Apple on Friday appealed a federal judge's decision that app store policies violate a California unfair competition law, and asked the judge to stay an injunction requiring Apple to allow developers to point consumers to outside payment options.
In papers filed Friday with U.S. District Court Judge Yvonne Gonzalez Rogers in Oakland, Apple says “precipitous implementation” of the injunction “would upset the careful balance between developers and customers provided by the App Store, and would irreparably harm both Apple and consumers.”
Apple argues to Rogers that failure to issue a stay could force the company “to permit developers to engage in conduct that will disrupt” its business model.”
Gonzalez issued the injunction in a lawsuit brought by Epic Games, which alleged Apple violated anti-monopoly laws as well as a California state law regarding unfair competition.
Epic sued Apple in August of 2020, shortly after Apple removed the "Fortnite" game from the iOS app store.
Apple's move came after Epic began offering gamers the ability to make purchases directly from it, in violation of Apple's policies.
Apple requires game developers to use its payment platform for in-app purchases, and charges a 30% commission to developers that take in more than $1 million in revenue.
Epic contended that Apple monopolizes the iOS app distribution market, and unlawfully forces developers to use its payment processing system.

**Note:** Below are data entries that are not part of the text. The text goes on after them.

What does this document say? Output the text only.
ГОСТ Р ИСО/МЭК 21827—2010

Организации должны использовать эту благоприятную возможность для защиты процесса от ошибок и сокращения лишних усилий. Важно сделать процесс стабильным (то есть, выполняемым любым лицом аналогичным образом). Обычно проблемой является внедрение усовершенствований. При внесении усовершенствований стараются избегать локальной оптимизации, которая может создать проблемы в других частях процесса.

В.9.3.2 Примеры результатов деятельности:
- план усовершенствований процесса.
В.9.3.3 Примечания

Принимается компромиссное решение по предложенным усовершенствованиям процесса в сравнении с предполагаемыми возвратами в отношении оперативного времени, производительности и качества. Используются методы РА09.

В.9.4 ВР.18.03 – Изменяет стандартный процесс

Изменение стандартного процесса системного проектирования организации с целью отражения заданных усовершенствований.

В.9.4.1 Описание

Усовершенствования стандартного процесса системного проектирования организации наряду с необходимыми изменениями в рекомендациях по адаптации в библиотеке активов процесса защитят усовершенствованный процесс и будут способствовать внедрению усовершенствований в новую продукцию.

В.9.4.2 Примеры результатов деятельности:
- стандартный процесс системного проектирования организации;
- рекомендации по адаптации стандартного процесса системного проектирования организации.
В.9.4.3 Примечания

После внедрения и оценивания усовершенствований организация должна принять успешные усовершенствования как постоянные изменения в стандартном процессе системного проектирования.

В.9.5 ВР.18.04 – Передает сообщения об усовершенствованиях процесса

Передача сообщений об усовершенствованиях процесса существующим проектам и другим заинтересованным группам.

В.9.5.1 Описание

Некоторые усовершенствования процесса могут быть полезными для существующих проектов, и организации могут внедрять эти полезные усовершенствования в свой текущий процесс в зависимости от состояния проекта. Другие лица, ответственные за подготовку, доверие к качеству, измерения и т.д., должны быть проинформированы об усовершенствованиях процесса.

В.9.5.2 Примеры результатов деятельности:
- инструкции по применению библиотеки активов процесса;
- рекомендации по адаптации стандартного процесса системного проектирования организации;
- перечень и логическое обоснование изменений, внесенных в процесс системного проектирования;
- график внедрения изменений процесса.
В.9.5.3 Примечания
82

Rogers, who presided over a 16-day trial in the case earlier this year, agreed with Epic that Apple's anti-steering policies -- which prohibited developers from offering in-app links to outside payment platforms -- violated California's unfair competition law.
Those anti-steering policies “hide critical information from consumers and illegally stifle consumer choice,” she wrote in a 185-page decision.

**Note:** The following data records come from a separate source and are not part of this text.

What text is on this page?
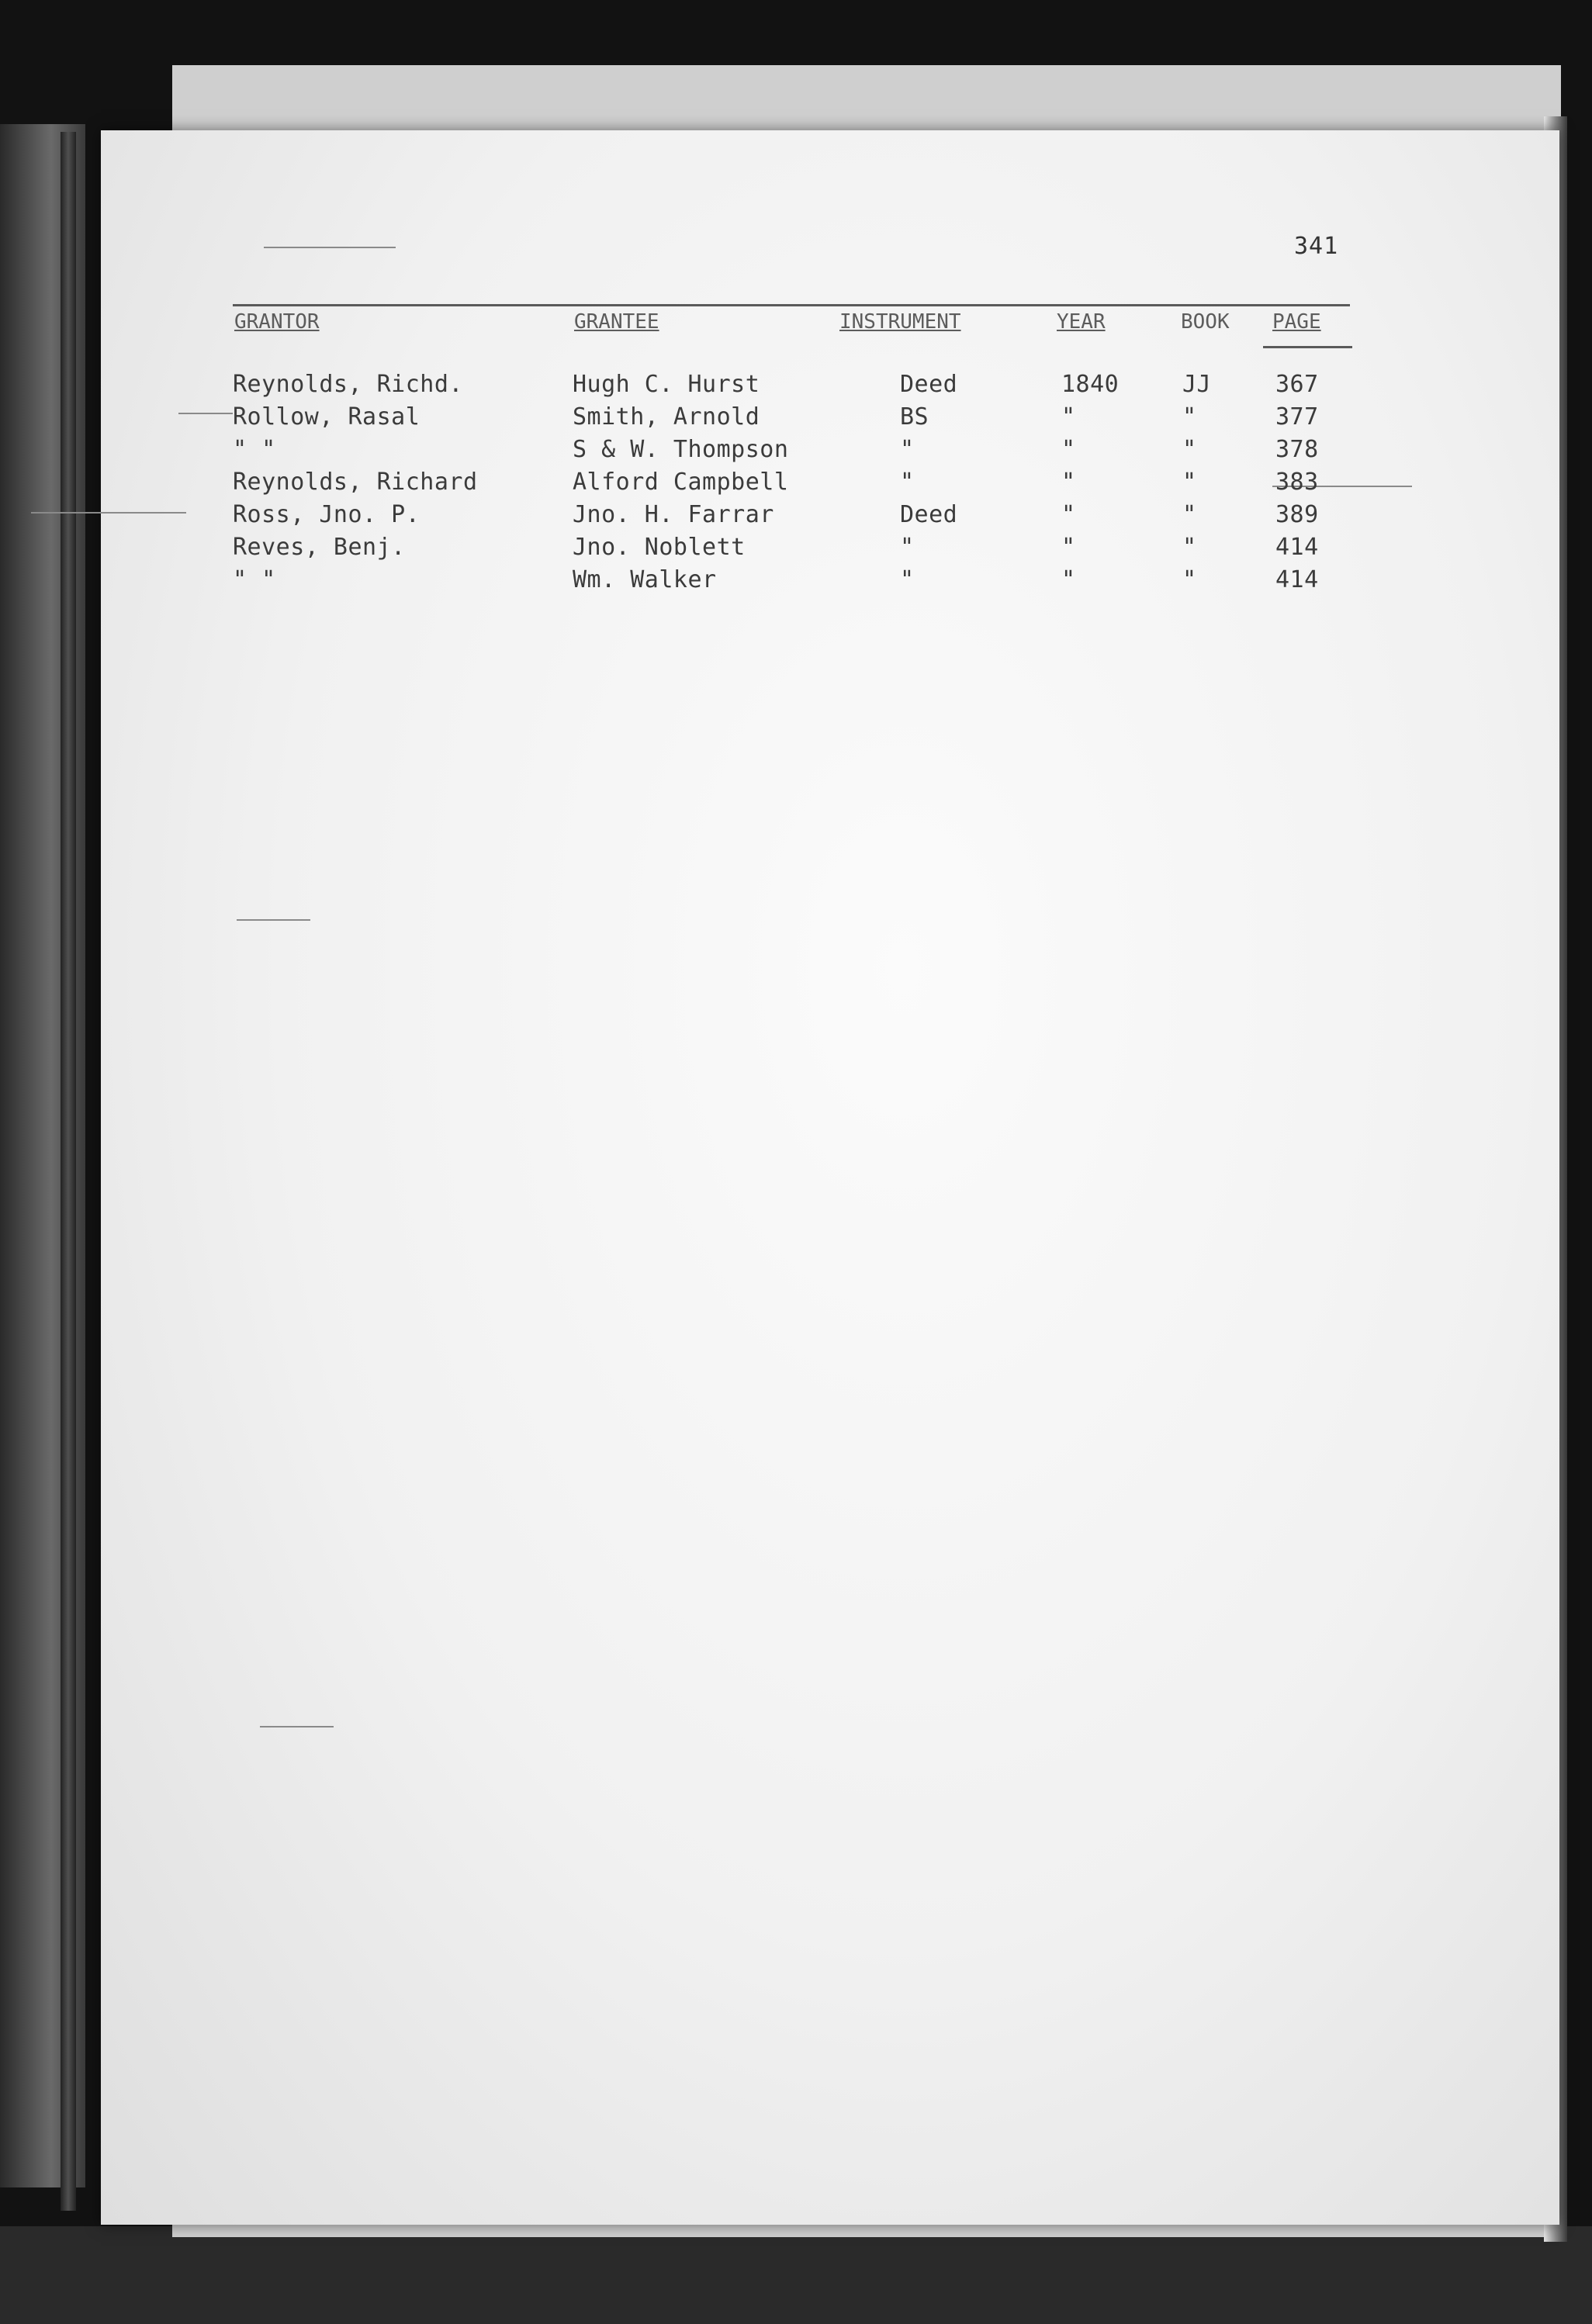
341
GRANTOR	GRANTEE	INSTRUMENT	YEAR	BOOK PAGE
Reynolds, Richd.	Hugh C. Hurst	Deed	1840	JJ	367
Rollow, Rasal	Smith, Arnold	BS	"	"	377
" "	S & W. Thompson	"	"	"	378
Reynolds, Richard	Alford Campbell	"	"	"	383
Ross, Jno. P.	Jno. H. Farrar	Deed	"	"	389
Reves, Benj.	Jno. Noblett	"	"	"	414
" "	Wm. Walker	"	"	"	414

While Rogers sided with Epic on that one point, she also found that Epic failed to prove that Apple ran afoul of laws against monopolies.

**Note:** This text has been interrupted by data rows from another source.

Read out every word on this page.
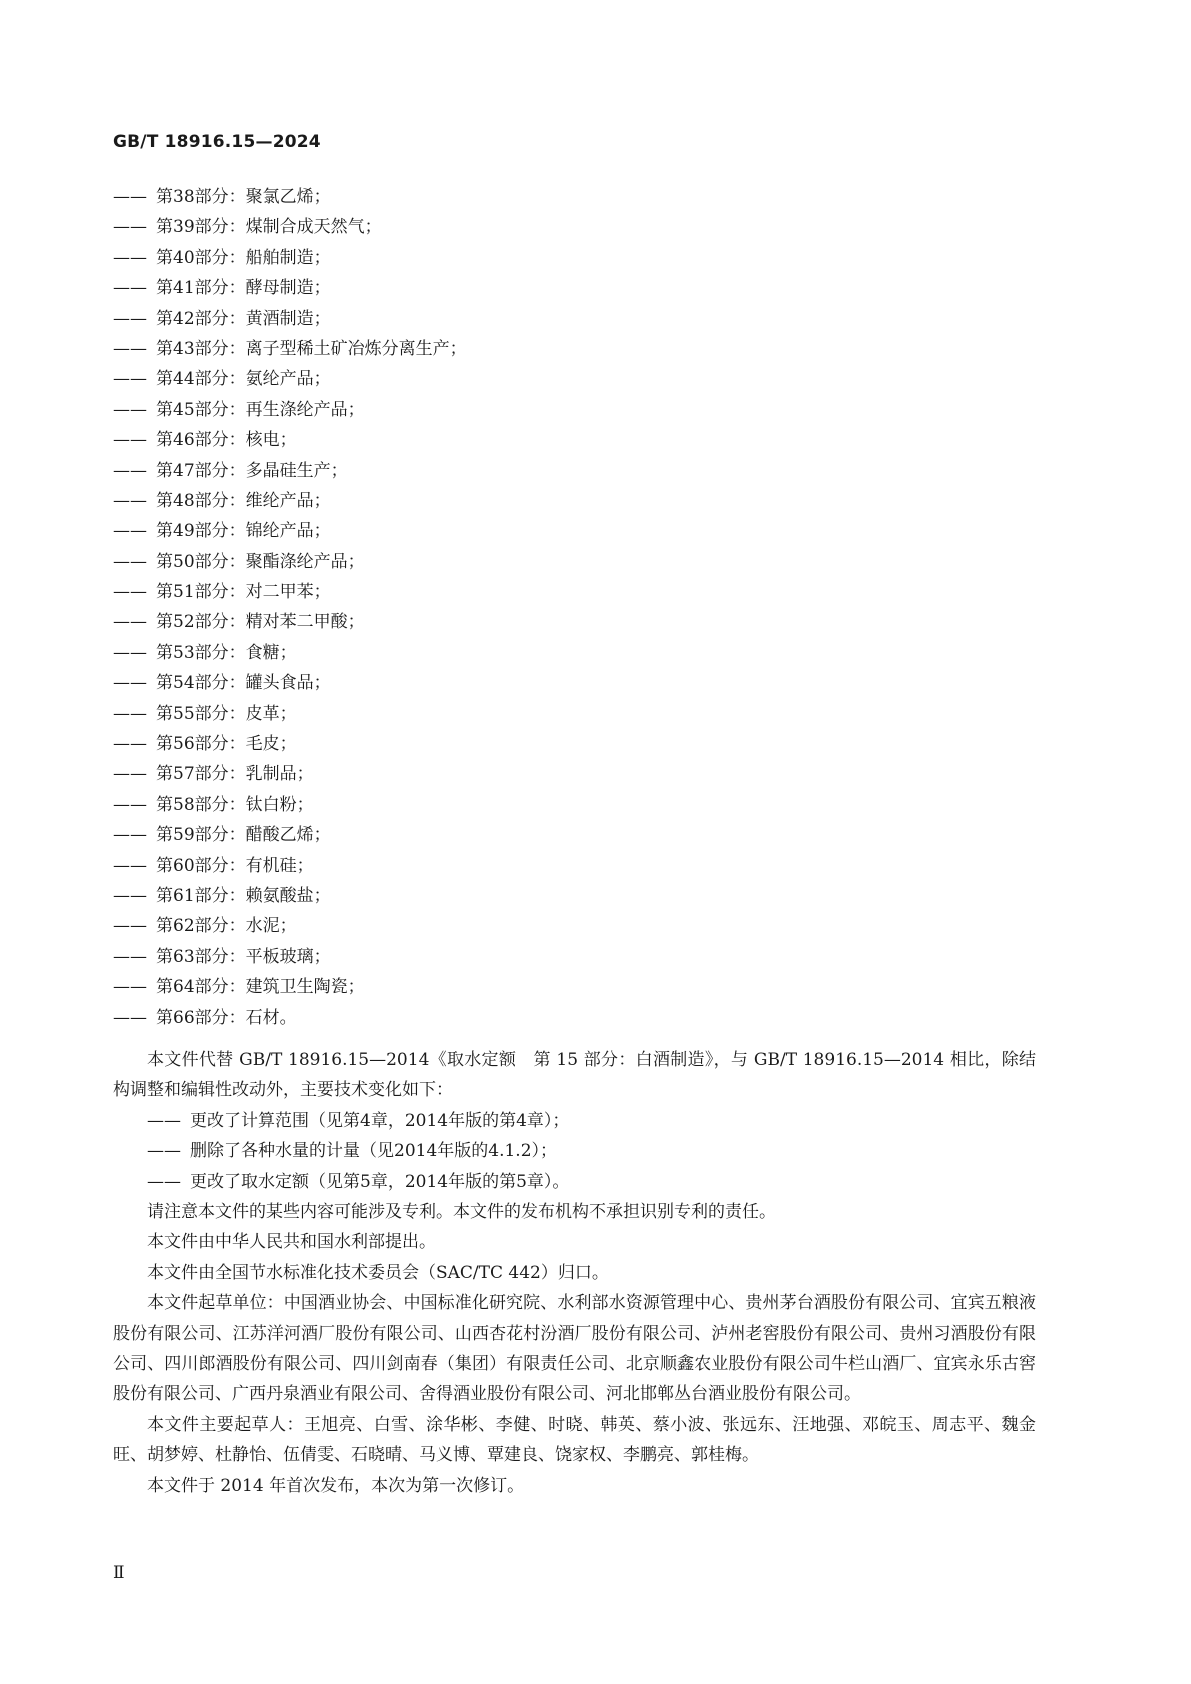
GB/T 18916.15—2024
—— 第38部分：聚氯乙烯；
—— 第39部分：煤制合成天然气；
—— 第40部分：船舶制造；
—— 第41部分：酵母制造；
—— 第42部分：黄酒制造；
—— 第43部分：离子型稀土矿冶炼分离生产；
—— 第44部分：氨纶产品；
—— 第45部分：再生涤纶产品；
—— 第46部分：核电；
—— 第47部分：多晶硅生产；
—— 第48部分：维纶产品；
—— 第49部分：锦纶产品；
—— 第50部分：聚酯涤纶产品；
—— 第51部分：对二甲苯；
—— 第52部分：精对苯二甲酸；
—— 第53部分：食糖；
—— 第54部分：罐头食品；
—— 第55部分：皮革；
—— 第56部分：毛皮；
—— 第57部分：乳制品；
—— 第58部分：钛白粉；
—— 第59部分：醋酸乙烯；
—— 第60部分：有机硅；
—— 第61部分：赖氨酸盐；
—— 第62部分：水泥；
—— 第63部分：平板玻璃；
—— 第64部分：建筑卫生陶瓷；
—— 第66部分：石材。

本文件代替 GB/T 18916.15—2014《取水定额　第 15 部分：白酒制造》，与 GB/T 18916.15—2014 相比，除结构调整和编辑性改动外，主要技术变化如下：

—— 更改了计算范围（见第4章，2014年版的第4章）；

—— 删除了各种水量的计量（见2014年版的4.1.2）；

—— 更改了取水定额（见第5章，2014年版的第5章）。

请注意本文件的某些内容可能涉及专利。本文件的发布机构不承担识别专利的责任。

本文件由中华人民共和国水利部提出。

本文件由全国节水标准化技术委员会（SAC/TC 442）归口。

本文件起草单位：中国酒业协会、中国标准化研究院、水利部水资源管理中心、贵州茅台酒股份有限公司、宜宾五粮液股份有限公司、江苏洋河酒厂股份有限公司、山西杏花村汾酒厂股份有限公司、泸州老窖股份有限公司、贵州习酒股份有限公司、四川郎酒股份有限公司、四川剑南春（集团）有限责任公司、北京顺鑫农业股份有限公司牛栏山酒厂、宜宾永乐古窖股份有限公司、广西丹泉酒业有限公司、舍得酒业股份有限公司、河北邯郸丛台酒业股份有限公司。

本文件主要起草人：王旭亮、白雪、涂华彬、李健、时晓、韩英、蔡小波、张远东、汪地强、邓皖玉、周志平、魏金旺、胡梦婷、杜静怡、伍倩雯、石晓晴、马义博、覃建良、饶家权、李鹏亮、郭桂梅。

本文件于 2014 年首次发布，本次为第一次修订。

Ⅱ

“Given the trial record, the court cannot ultimately conclude that Apple is a monopolist under either federal or state antitrust laws,” she wrote.
Epic recently appealed that portion of the ruling to the 9th Circuit.
Apple argues in its new motion that the appeals court should weigh in before the injunction takes effect, noting that implementation “would require substantial technical and engineering changes.”
“There is no reason to expend resources on these issues when the legal framework is undergoing appellate review,” the company writes.
Rogers' injunction specifically prohibits Apple from enforcing a policy that prohibits developers from including in-app “buttons, external links, or other calls to action.”
Apple says in its court papers that Epic is interpreting those prohibitions too broadly.
“While Apple is taking steps to increase the flow of information from developers to consumers, some developers (including Epic) misread the injunction to permit unconstrained in-app messaging or links,” Apple writes.
“An erroneously broad interpretation of the injunction would ... impair Apple’s ability to protect the iOS ecosystem and cause other irremediable harms,” Apple writes.
Apple elaborates that Epic CEO Tim Sweeney “has touted an expansive view of the court’s injunction that not only would require Apple to allow links directing customers to developer’s websites but, apparently, also would permit developers to install competing payment mechanisms.”
In late August, Apple agreed to settle a separate antitrust lawsuit by allowing developers to notify app downloaders by email or telephone about outside payment options. But that deal doesn't require Apple to also allow in-app notifications.